Bob Katter
Bob Katter Megan Pope

Katter eyes expansion

MAVERICK MP Bob Katter plans to spread his political tentacles beyond Queensland's borders.

The federal member for Kennedy in Queensland's north confirmed on Monday his Katter's Australian Party would field lower house and Senate candidates in his home state at the next national poll, which at this stage is likely to be held towards the end of next year.

But he also told reporters in Brisbane the party, formed on June 3 last year, was in "delicate negotiations with several organisations" in three other states, although he declined to reveal which states or organisations.

The party has called for expressions of interest as it begins the process of selecting candidates in Queensland to take on what Mr Katter likes to call the "Liberal Party/ALP junta".

Mr Katter said his party would focus on a large number of seats as it set out to "change the direction of government in Australia".

"We're going to win control of the state and nation," Mr Katter told Sky news in reference to his political idol Ted Theodore - a Labor Party Queensland premier and federal treasurer early last century.

He said winning control of the Senate was within the party's reach.

"But our ambitions are much greater than that," he said.

At the Queensland election in March KAP succeeded in winning two seats, including Mr Katter's son Rob Jnr, who won the seat of Mount Isa, which his father once held.

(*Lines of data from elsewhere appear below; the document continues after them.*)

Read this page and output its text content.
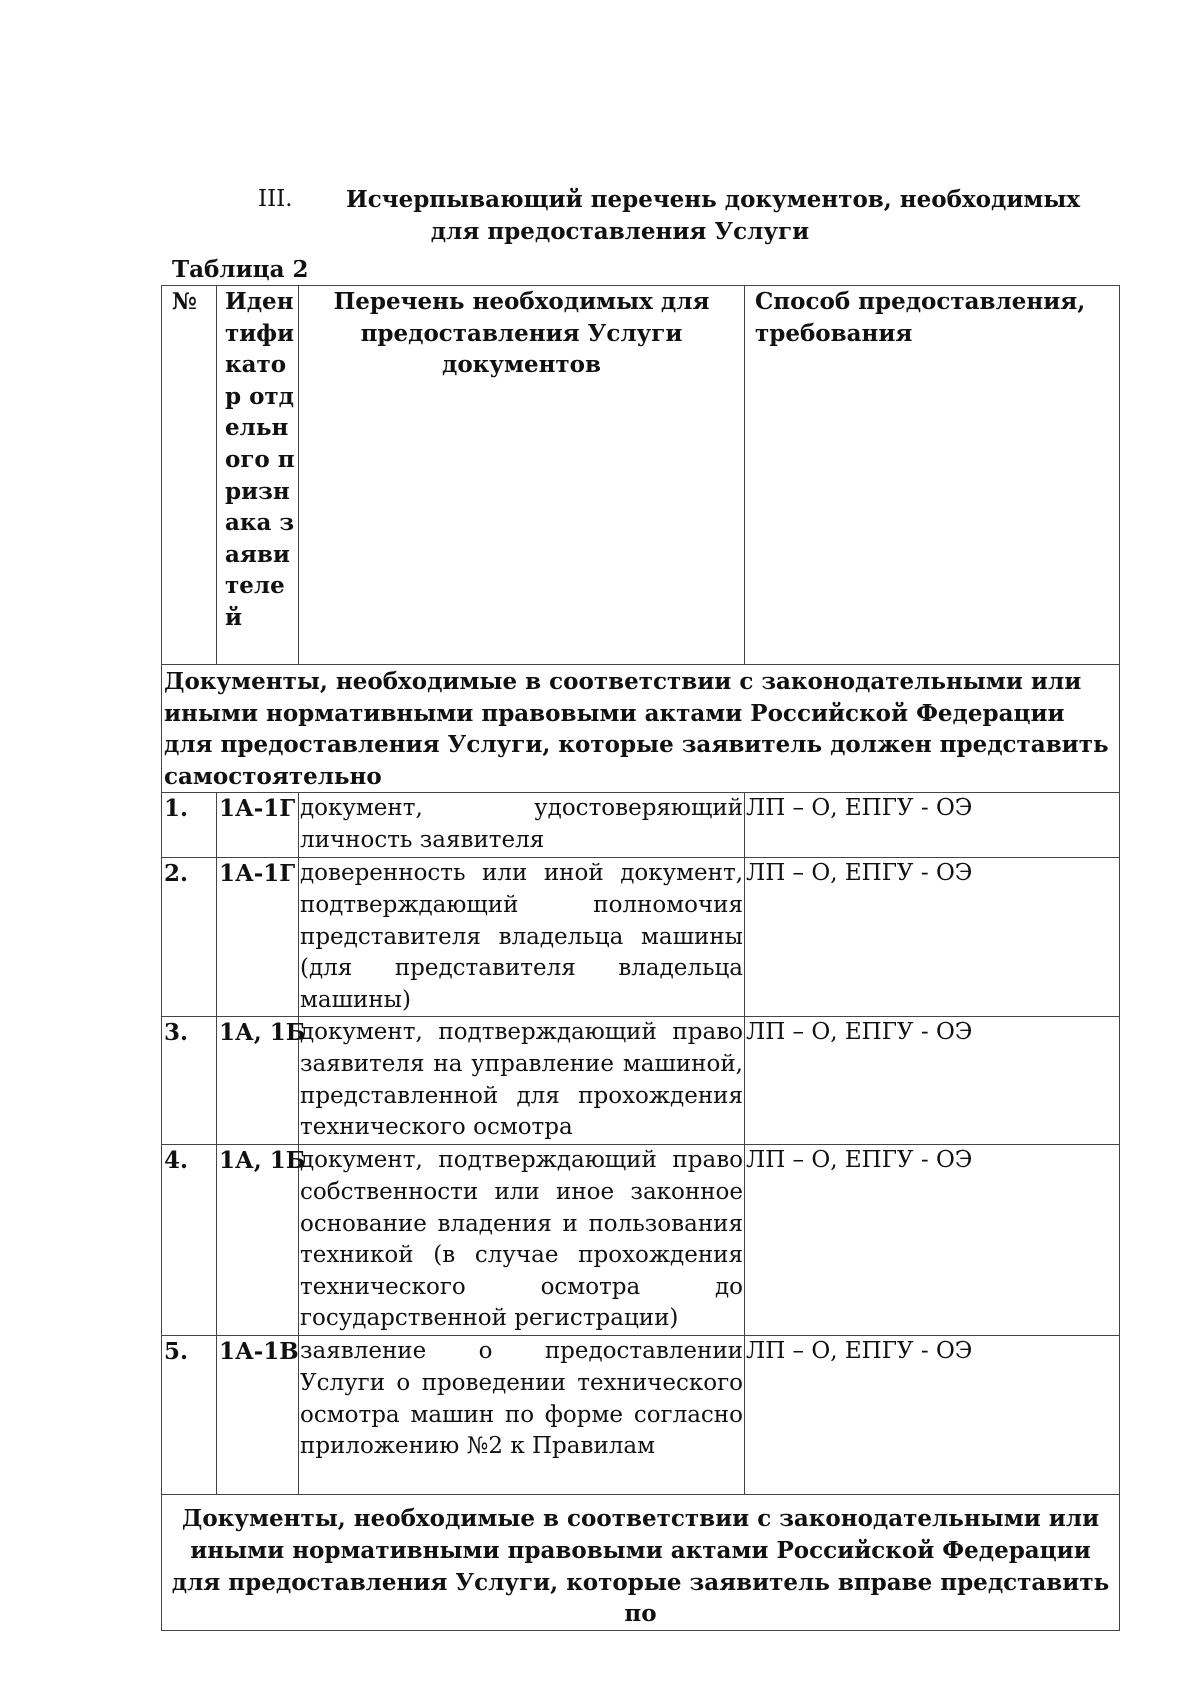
III. Исчерпывающий перечень документов, необходимых
для предоставления Услуги
Таблица 2
№	Идентификатор отдельного признака заявителей	Перечень необходимых для предоставления Услуги документов	Способ предоставления, требования
Документы, необходимые в соответствии с законодательными или иными нормативными правовыми актами Российской Федерации для предоставления Услуги, которые заявитель должен представить самостоятельно			
1.	1А-1Г	документ, удостоверяющий личность заявителя	ЛП – О, ЕПГУ - ОЭ
2.	1А-1Г	доверенность или иной документ, подтверждающий полномочия представителя владельца машины (для представителя владельца машины)	ЛП – О, ЕПГУ - ОЭ
3.	1А, 1Б	документ, подтверждающий право заявителя на управление машиной, представленной для прохождения технического осмотра	ЛП – О, ЕПГУ - ОЭ
4.	1А, 1Б	документ, подтверждающий право собственности или иное законное основание владения и пользования техникой (в случае прохождения технического осмотра до государственной регистрации)	ЛП – О, ЕПГУ - ОЭ
5.	1А-1В	заявление о предоставлении Услуги о проведении технического осмотра машин по форме согласно приложению №2 к Правилам	ЛП – О, ЕПГУ - ОЭ
Документы, необходимые в соответствии с законодательными или иными нормативными правовыми актами Российской Федерации для предоставления Услуги, которые заявитель вправе представить по			
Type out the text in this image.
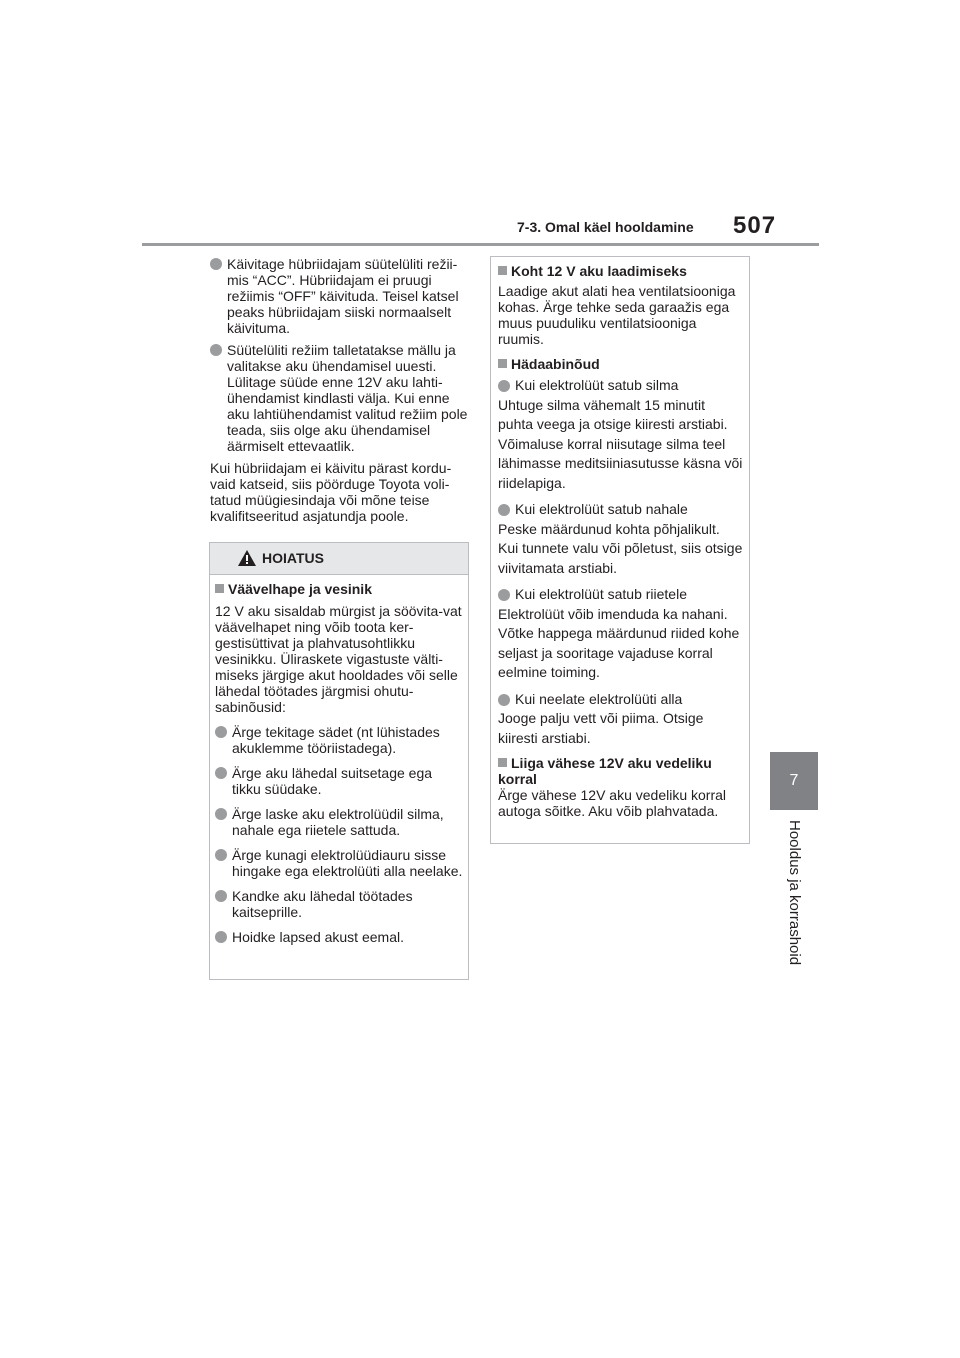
7-3. Omal käel hooldamine 507
7
Hooldus ja korrashoid
Käivitage hübriidajam süütelüliti režii-mis “ACC”. Hübriidajam ei pruugi režiimis “OFF” käivituda. Teisel katsel peaks hübriidajam siiski normaalselt käivituma.
Süütelüliti režiim talletatakse mällu ja valitakse aku ühendamisel uuesti. Lülitage süüde enne 12V aku lahti-ühendamist kindlasti välja. Kui enne aku lahtiühendamist valitud režiim pole teada, siis olge aku ühendamisel äärmiselt ettevaatlik.

Kui hübriidajam ei käivitu pärast kordu-vaid katseid, siis pöörduge Toyota voli-tatud müügiesindaja või mõne teise kvalifitseeritud asjatundja poole.

HOIATUS
Väävelhape ja vesinik

12 V aku sisaldab mürgist ja söövita-vat väävelhapet ning võib toota ker-gestisüttivat ja plahvatusohtlikku vesinikku. Üliraskete vigastuste välti-miseks järgige akut hooldades või selle lähedal töötades järgmisi ohutu-sabinõusid:

Ärge tekitage sädet (nt lühistades akuklemme tööriistadega).
Ärge aku lähedal suitsetage ega tikku süüdake.
Ärge laske aku elektrolüüdil silma, nahale ega riietele sattuda.
Ärge kunagi elektrolüüdiauru sisse hingake ega elektrolüüti alla neelake.
Kandke aku lähedal töötades kaitseprille.
Hoidke lapsed akust eemal.
Koht 12 V aku laadimiseks

Laadige akut alati hea ventilatsiooniga kohas. Ärge tehke seda garaažis ega muus puuduliku ventilatsiooniga ruumis.

Hädaabinõud
Kui elektrolüüt satub silma

Uhtuge silma vähemalt 15 minutit puhta veega ja otsige kiiresti arstiabi. Võimaluse korral niisutage silma teel lähimasse meditsiiniasutusse käsna või riidelapiga.

Kui elektrolüüt satub nahale

Peske määrdunud kohta põhjalikult. Kui tunnete valu või põletust, siis otsige viivitamata arstiabi.

Kui elektrolüüt satub riietele

Elektrolüüt võib imenduda ka nahani. Võtke happega määrdunud riided kohe seljast ja sooritage vajaduse korral eelmine toiming.

Kui neelate elektrolüüti alla

Jooge palju vett või piima. Otsige kiiresti arstiabi.

Liiga vähese 12V aku vedeliku korral

Ärge vähese 12V aku vedeliku korral autoga sõitke. Aku võib plahvatada.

Mr Katter said analysis commissioned by the party showed it had been robbed of a significant number of primary votes in the March election after his name was left off ballot papers.

The Queensland Electoral Commission used the abbreviated Australian Party, which the party registered as its shortened name. The party lost a Supreme Court appeal to have the ballot papers destroyed and new versions printed.

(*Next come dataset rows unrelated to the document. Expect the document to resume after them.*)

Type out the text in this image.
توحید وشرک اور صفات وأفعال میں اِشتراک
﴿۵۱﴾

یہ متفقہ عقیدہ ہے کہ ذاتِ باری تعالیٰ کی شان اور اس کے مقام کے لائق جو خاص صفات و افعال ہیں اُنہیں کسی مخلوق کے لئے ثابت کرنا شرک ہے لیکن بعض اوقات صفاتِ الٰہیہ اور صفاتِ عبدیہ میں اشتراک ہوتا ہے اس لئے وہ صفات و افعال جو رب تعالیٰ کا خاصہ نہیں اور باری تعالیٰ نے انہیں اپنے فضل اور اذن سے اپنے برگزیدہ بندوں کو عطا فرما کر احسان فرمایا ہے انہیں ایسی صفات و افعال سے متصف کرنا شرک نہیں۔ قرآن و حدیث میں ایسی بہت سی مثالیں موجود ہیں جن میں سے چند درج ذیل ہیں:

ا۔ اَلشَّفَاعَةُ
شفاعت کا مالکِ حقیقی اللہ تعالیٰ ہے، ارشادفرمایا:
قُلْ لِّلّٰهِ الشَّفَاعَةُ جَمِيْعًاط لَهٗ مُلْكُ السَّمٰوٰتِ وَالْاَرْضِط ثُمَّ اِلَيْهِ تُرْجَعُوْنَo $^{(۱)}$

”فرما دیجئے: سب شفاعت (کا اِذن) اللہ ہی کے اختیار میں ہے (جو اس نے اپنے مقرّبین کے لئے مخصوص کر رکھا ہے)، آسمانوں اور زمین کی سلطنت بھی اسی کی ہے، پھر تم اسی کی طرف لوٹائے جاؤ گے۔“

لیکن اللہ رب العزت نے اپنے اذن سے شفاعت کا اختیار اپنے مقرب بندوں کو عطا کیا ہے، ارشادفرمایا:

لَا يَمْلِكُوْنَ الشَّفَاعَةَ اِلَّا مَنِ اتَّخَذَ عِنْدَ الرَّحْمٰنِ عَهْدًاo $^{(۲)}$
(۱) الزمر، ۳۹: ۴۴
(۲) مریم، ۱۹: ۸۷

"We stand to make a much stronger showing than at the Queensland election where we polled over 15% in 33 seats," Mr Katter said.

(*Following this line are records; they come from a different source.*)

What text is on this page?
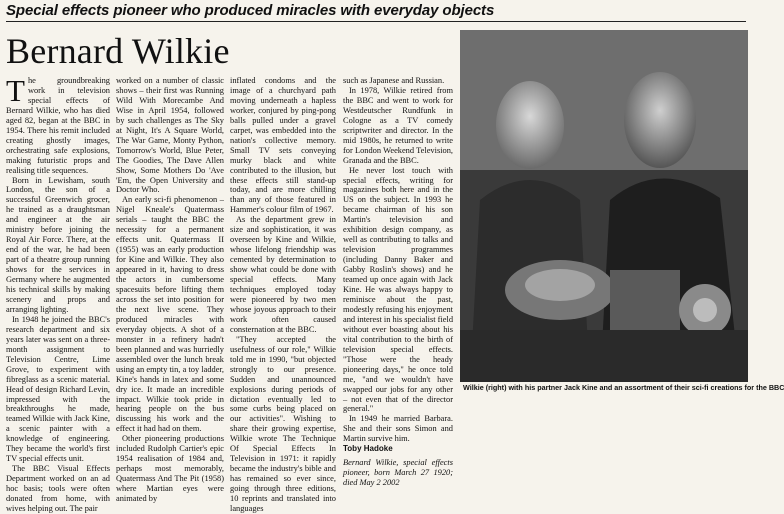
Special effects pioneer who produced miracles with everyday objects
Bernard Wilkie

The groundbreaking work in television special effects of Bernard Wilkie, who has died aged 82, began at the BBC in 1954. There his remit included creating ghostly images, orchestrating safe explosions, making futuristic props and realising title sequences.

Born in Lewisham, south London, the son of a successful Greenwich grocer, he trained as a draughtsman and engineer at the air ministry before joining the Royal Air Force. There, at the end of the war, he had been part of a theatre group running shows for the services in Germany where he augmented his technical skills by making scenery and props and arranging lighting.

In 1948 he joined the BBC's research department and six years later was sent on a three-month assignment to Television Centre, Lime Grove, to experiment with fibreglass as a scenic material. Head of design Richard Levin, impressed with the breakthroughs he made, teamed Wilkie with Jack Kine, a scenic painter with a knowledge of engineering. They became the world's first TV special effects unit.

The BBC Visual Effects Department worked on an ad hoc basis; tools were often donated from home, with wives helping out. The pair

worked on a number of classic shows – their first was Running Wild With Morecambe And Wise in April 1954, followed by such challenges as The Sky at Night, It's A Square World, The War Game, Monty Python, Tomorrow's World, Blue Peter, The Goodies, The Dave Allen Show, Some Mothers Do 'Ave 'Em, the Open University and Doctor Who.

An early sci-fi phenomenon – Nigel Kneale's Quatermass serials – taught the BBC the necessity for a permanent effects unit. Quatermass II (1955) was an early production for Kine and Wilkie. They also appeared in it, having to dress the actors in cumbersome spacesuits before lifting them across the set into position for the next live scene. They produced miracles with everyday objects. A shot of a monster in a refinery hadn't been planned and was hurriedly assembled over the lunch break using an empty tin, a toy ladder, Kine's hands in latex and some dry ice. It made an incredible impact. Wilkie took pride in hearing people on the bus discussing his work and the effect it had had on them.

Other pioneering productions included Rudolph Cartier's epic 1954 realisation of 1984 and, perhaps most memorably, Quatermass And The Pit (1958) where Martian eyes were animated by

inflated condoms and the image of a churchyard path moving underneath a hapless worker, conjured by ping-pong balls pulled under a gravel carpet, was embedded into the nation's collective memory. Small TV sets conveying murky black and white contributed to the illusion, but these effects still stand-up today, and are more chilling than any of those featured in Hammer's colour film of 1967.

As the department grew in size and sophistication, it was overseen by Kine and Wilkie, whose lifelong friendship was cemented by determination to show what could be done with special effects. Many techniques employed today were pioneered by two men whose joyous approach to their work often caused consternation at the BBC.

"They accepted the usefulness of our role," Wilkie told me in 1990, "but objected strongly to our presence. Sudden and unannounced explosions during periods of dictation eventually led to some curbs being placed on our activities". Wishing to share their growing expertise, Wilkie wrote The Technique Of Special Effects In Television in 1971: it rapidly became the industry's bible and has remained so ever since, going through three editions, 10 reprints and translated into languages

such as Japanese and Russian.

In 1978, Wilkie retired from the BBC and went to work for Westdeutscher Rundfunk in Cologne as a TV comedy scriptwriter and director. In the mid 1980s, he returned to write for London Weekend Television, Granada and the BBC.

He never lost touch with special effects, writing for magazines both here and in the US on the subject. In 1993 he became chairman of his son Martin's television and exhibition design company, as well as contributing to talks and television programmes (including Danny Baker and Gabby Roslin's shows) and he teamed up once again with Jack Kine. He was always happy to reminisce about the past, modestly refusing his enjoyment and interest in his specialist field without ever boasting about his vital contribution to the birth of television special effects. "Those were the heady pioneering days," he once told me, "and we wouldn't have swapped our jobs for any other – not even that of the director general."

In 1949 he married Barbara. She and their sons Simon and Martin survive him.

Toby Hadoke

Bernard Wilkie, special effects pioneer, born March 27 1920; died May 2 2002

Wilkie (right) with his partner Jack Kine and an assortment of their sci-fi creations for the BBC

"This time we will have the party's full name on the ballot paper and have a preferential voting system.

"I can also reveal today that detailed analysis commissioned by the Party shows that we were cheated out of 8.5% of the primary vote because we were not allowed to have our full party name on the ballot paper."

KAP also announced on Monday its former Queensland leader Aidan McLindon had been appointed state director.